In allen übrigen Fällen ist von einer bloßen Anfechtbarkeit auszugehen. Rechtlich bleiben Beschlüsse daher bindend, sofern sie nicht erfolgreich angegriffen worden sind.
Anfechtung vs. Nichtigkeit
Die Unterscheidung zwischen Nichtigkeit und bloßer Anfechtbarkeit ist von erheblicher Bedeutung: Ein nichtiger Beschluss ist unbeachtlich, wohingegen eine Anfechtung nur dann Erfolg hat, wenn der Mangel der Einladung zur Versammlung kausal für das Beschlussergebnis war. Bei Vorliegen eines Mangels gilt eine widerlegliche Kausalitätsvermutung. Das bedeutet, dass zunächst einmal von der Rechtswidrigkeit des Beschlusses auszugehen ist. Die Anforderungen an die Widerlegung der Kausalität sind indessen hoch: es darf kein vernünftiger Zweifel daran bestehen, dass der Beschluss bei einer ordnungsgemäßen Einberufung anders zustande gekommen wäre. Bei den anwesenden Wohnungseigentümern liegt es nahe, dass sich die fehlerhafte Einberufung nicht ausgewirkt hat. Allein ein eindeutiges Abstimmungsergebnis genügt zur Widerlegung der Kausalität aber nicht. Erforderlich ist darüber hinaus ein plausibler Sachvortrag, dass die Abstimmung bei ordnungsgemäßer Einberufung ebenso ausgegangen wäre. Dabei ist zu berücksichtigen, dass einzelne Wohnungseigentümer der Versammlung möglicherweise aufgrund des Einberufungsmangels ferngeblieben sind und bei ordnungsgemäßer Einladung erschienen wären und durch Wortbeiträge in der Versammlung ihren Einfluss ausgeübt hätten. Bei einem solchen Einwand kann nicht ohne Weiteres von einer Widerlegung der Kausalitätsvermutung ausgegangen werden, denn es ist nicht ausgeschlossen, dass sich die Mehrheit der Wohnungseigentümer von den Wortbeiträgen hätte überzeugen lassen und dass die Beschlussfassung ebenso ausgefallen wäre. Zur Verteidigung der Beschlussfassung kann wiederum angeführt werden, dass die nicht anwesenden Eigentümer ohnehin eine Einzelmeinung vertreten und keinen Einfluss auf das Meinungsbild und damit auf das Abstimmungsergebnis gehabt hätten.

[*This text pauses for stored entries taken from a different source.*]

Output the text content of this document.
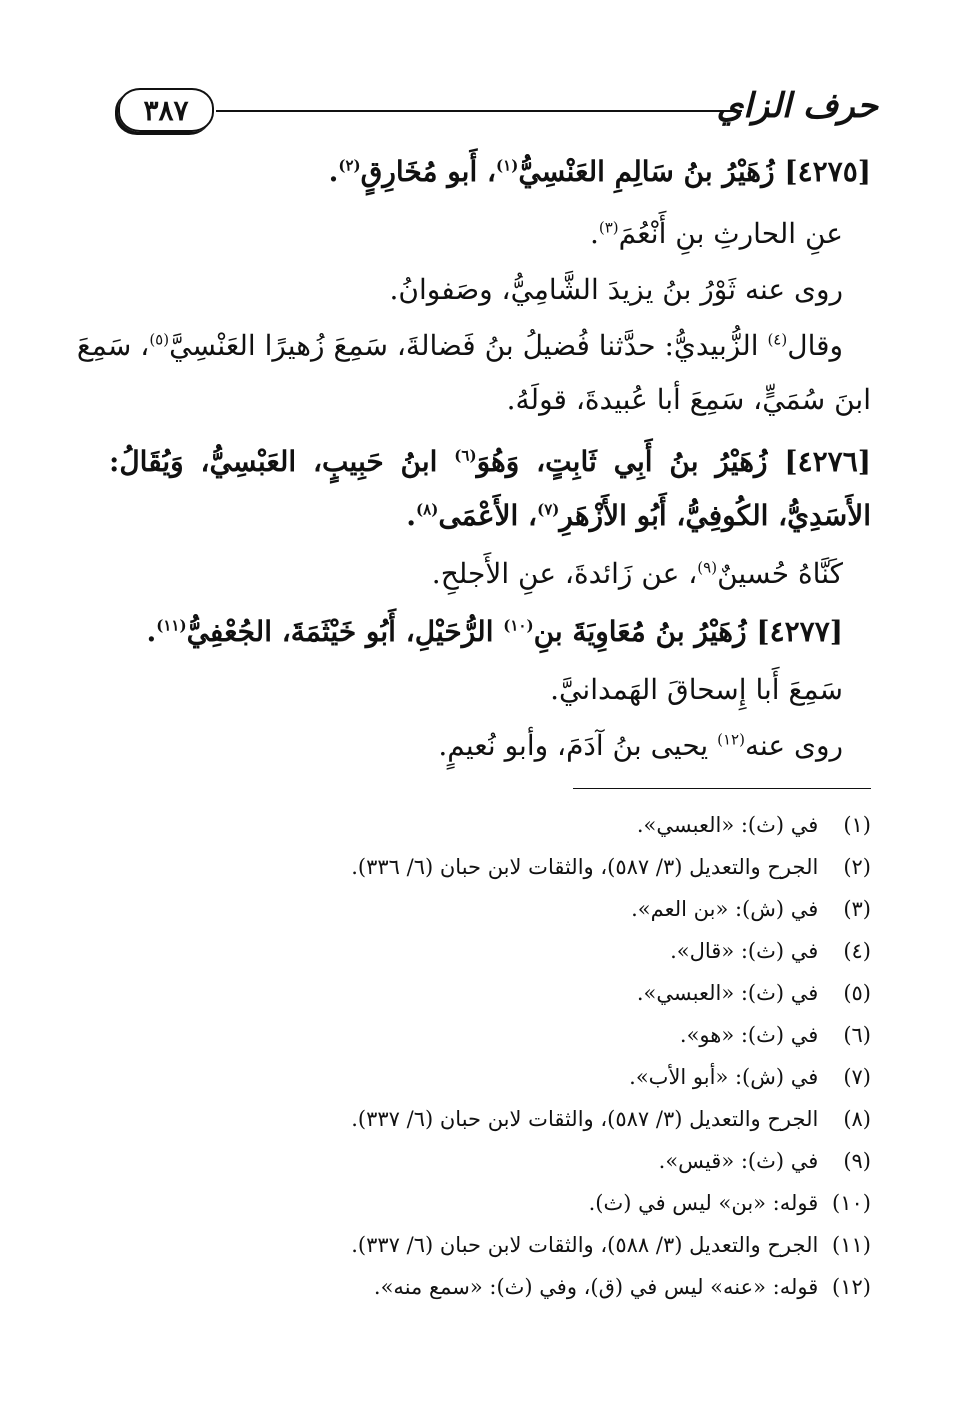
حرف الزاي
٣٨٧
[٤٢٧٥] زُهَيْرُ بنُ سَالِمِ العَنْسِيُّ$^{(١)}$، أَبو مُخَارِقٍ$^{(٢)}$.
عنِ الحارثِ بنِ أَنْعُمَ$^{(٣)}$.
روى عنه ثَوْرُ بنُ يزيدَ الشَّامِيُّ، وصَفوانُ.
وقال$^{(٤)}$ الزُّبيديُّ: حدَّثنا فُضيلُ بنُ فَضالةَ، سَمِعَ زُهيرًا العَنْسِيَّ$^{(٥)}$، سَمِعَ
ابنَ سُمَيٍّ، سَمِعَ أبا عُبيدةَ، قولَهُ.
[٤٢٧٦] زُهَيْرُ بنُ أَبِي ثَابِتٍ، وَهُوَ$^{(٦)}$ ابنُ حَبِيبٍ، العَبْسِيُّ، وَيُقَالُ:
الأَسَدِيُّ، الكُوفِيُّ، أَبُو الأَزْهَرِ$^{(٧)}$، الأَعْمَى$^{(٨)}$.
كَنَّاهُ حُسينٌ$^{(٩)}$، عن زَائدةَ، عنِ الأَجلحِ.
[٤٢٧٧] زُهَيْرُ بنُ مُعَاوِيَةَ بنِ$^{(١٠)}$ الرُّحَيْلِ، أَبُو خَيْثَمَةَ، الجُعْفِيُّ$^{(١١)}$.
سَمِعَ أَبا إِسحاقَ الهَمدانيَّ.
روى عنه$^{(١٢)}$ يحيى بنُ آدَمَ، وأبو نُعيمٍ.
(١) في (ث): «العبسي».
(٢) الجرح والتعديل (٣/ ٥٨٧)، والثقات لابن حبان (٦/ ٣٣٦).
(٣) في (ش): «بن العم».
(٤) في (ث): «قال».
(٥) في (ث): «العبسي».
(٦) في (ث): «هو».
(٧) في (ش): «أبو الأب».
(٨) الجرح والتعديل (٣/ ٥٨٧)، والثقات لابن حبان (٦/ ٣٣٧).
(٩) في (ث): «قيس».
(١٠) قوله: «بن» ليس في (ث).
(١١) الجرح والتعديل (٣/ ٥٨٨)، والثقات لابن حبان (٦/ ٣٣٧).
(١٢) قوله: «عنه» ليس في (ق)، وفي (ث): «سمع منه».
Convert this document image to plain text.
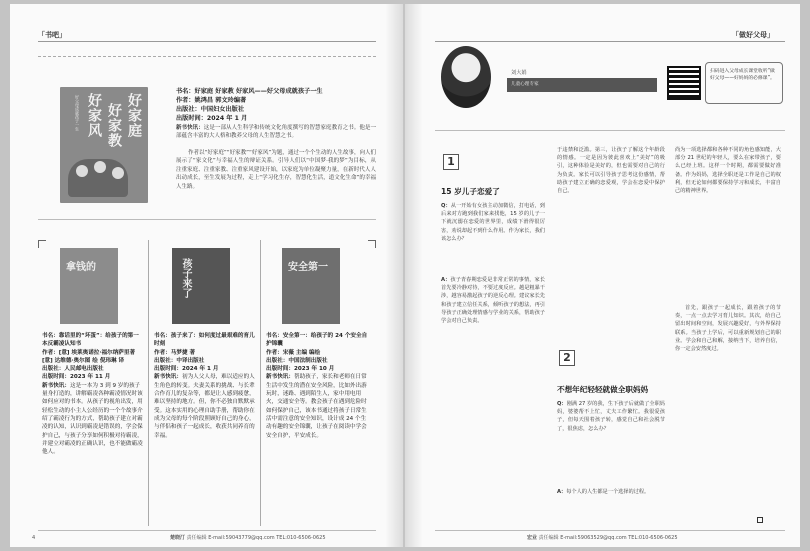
「书吧」
好父母成就孩子一生 好家风 好家教 好家庭
书名：好家庭 好家教 好家风——好父母成就孩子一生
作者：姚鸿昌 郭文玲编著
出版社：中国妇女出版社
出版时间：2024 年 1 月
新书快讯：这是一部从人生科学和传统文化角度撰写的智慧家庭教育之书。他是一部蕴含丰富的大人格和教养父母的人生智慧之书。
作者以“好家庭”“好家教”“好家风”为题，通过一个个生动的人生故事，向人们展示了“家文化”与幸福人生的辩证关系。引导人们以“中国梦·我的梦”为目标，从注重家庭、注重家教、注重家风建设开始，以家庭为单位凝聚力量，在新时代人人出动成长，至生发展为过程，走上“学习化生存，智慧化生活，道文化生命”的幸福人生路。
拿钱的	孩子来了	安全第一
书名：靠话里的“坏蛋”：给孩子的第一本反霸凌认知书
作者：[意] 埃莱奥诺拉·福尔纳萨里著 [意] 达维德·奥尔图 绘 倪玮琳 译
出版社：人民邮电出版社
出版时间：2023 年 11 月
新书快讯：这是一本为 3 到 9 岁的孩子量身打造的，讲解霸凌各种霸凌情况时该如何应对的书本。从孩子的视角出发，用轻松生动的小主人公经历的一个个故事介绍了霸凌行为的方式，帮助孩子建立对霸凌的认知，认识到霸凌是错误的，学会保护自己，与孩子分享如何积极对待霸凌，并建立对霸凌的正确认识，也不能做霸凌他人。
书名：孩子来了：如何度过最艰难的育儿时刻
作者：马梦捷 著
出版社：中译出版社
出版时间：2024 年 1 月
新书快讯：初为人父人母，难以适应的人生角色的转变。夫妻关系的挑战、与长辈合作育儿的复杂等，都是让人感到疲惫，难以坚持的地方。但，你不必独自默默承受。这本实用的心理自助手册，帮助你在成为父母的每个阶段照顾好自己的身心，与伴侣和孩子一起成长，收获共同养育的幸福。
书名：安全第一：给孩子的 24 个安全自护锦囊
作者：宋薇 主编 编绘
出版社：中国法制出版社
出版时间：2023 年 10 月
新书快讯：帮助孩子，家长和老师在日常生活中发生的潜在安全风险，比如外出游玩时，迷路、遇到陌生人，家中用电用火，交通安全等。教会孩子在遇到危险时如何保护自己，该本书通过将孩子日常生活中需注意的安全知识，设计成 24 个生动有趣的安全锦囊，让孩子在阅读中学会安全自护，平安成长。
4	楚晓汀 责任编辑 E-mail:59043779@qq.com TEL:010-6506-0625
「做好父母」
刘大娟
儿童心理专家
扫码进入父母成长课堂收听“做好父母——好妈妈的必修课”。
1
15 岁儿子恋爱了
Q：从一开始有女孩主动加微信，打电话，到后来对方跑到我们家来找他，15 岁的儿子一下就沉溺在恋爱的世界里，成绩下滑得很厉害，劝说却起不到什么作用。作为家长，我们该怎么办？
A：孩子青春期恋爱是非常正常的事情，家长首先要冷静对待，不要过度反应。越是粗暴干涉，越容易激起孩子的逆反心理。建议家长先和孩子建立信任关系，倾听孩子的想法，再引导孩子正确处理情感与学业的关系，帮助孩子学会对自己负责。
于违禁和泛滥。第三，让孩子了解这个年龄段的情感。一定是因为彼此喜欢上“美好”的吸引，这种体验是美好的，但也需要对自己的行为负责。家长可以引导孩子思考这份感情，帮助孩子建立正确的恋爱观，学会在恋爱中保护自己。
2
不想年纪轻轻就做全职妈妈
Q：刚满 27 岁的我，生下孩子后就做了全职妈妈，婆婆帮不上忙，丈夫工作繁忙。我很爱孩子，但每天围着孩子转，感觉自己和社会脱节了，很焦虑，怎么办？
A：每个人的人生都是一个选择的过程。
尚为一项选择都和各种不同的角色感知能，大部分 21 世纪的年轻人，要么在家带孩子，要么已经上班。这样一个时期，都需要做好准备。作为妈妈，选择全职还是工作是自己的权利，但无论如何都要保持学习和成长，丰富自己的精神世界。
首先，跟孩子一起成长，跟着孩子的节奏，一点一点去学习育儿知识。其次，给自己留出时间和空间，发展兴趣爱好，与外界保持联系。当孩子上学后，可以重新规划自己的职业。学会和自己和解，接纳当下，培养自信，你一定会安然度过。
宏业 责任编辑 E-mail:59063529@qq.com TEL:010-6506-0625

Ausnahme: Heilung bei Vollversammlung
Bei einer fehlerhaften Einberufung der Eigentümerversammlung ist weder von einer Nichtigkeit noch von einer Anfechtbarkeit auszugehen, wenn alle Eigentümer bei der Versammlung anwesend waren und der Einberufungsmangel von diesen geheilt wird. Die Heilung kann durch ausdrückliche Erklärung vorgenommen werden, was selten vorkommt, oder durch konkludentes Verhalten. Darunter versteht man ein tatsächliches Verhalten, welches den Schluss zulässt, dass der Mangel als nicht relevant angesehen wird. Wenn bei einer Vollversammlung, das heißt bei Anwesenheit aller Eigentümer, trotz Kenntnis niemand den Eiberufungsmangel rügt, ist von einer Heilung auszugehen (vgl. BayObLG, Beschluss vom 21.10.1996 – 2Z BR 72/96; OLG Köln, Beschluss vom 20.03.1998 – 16 Wx 27-98).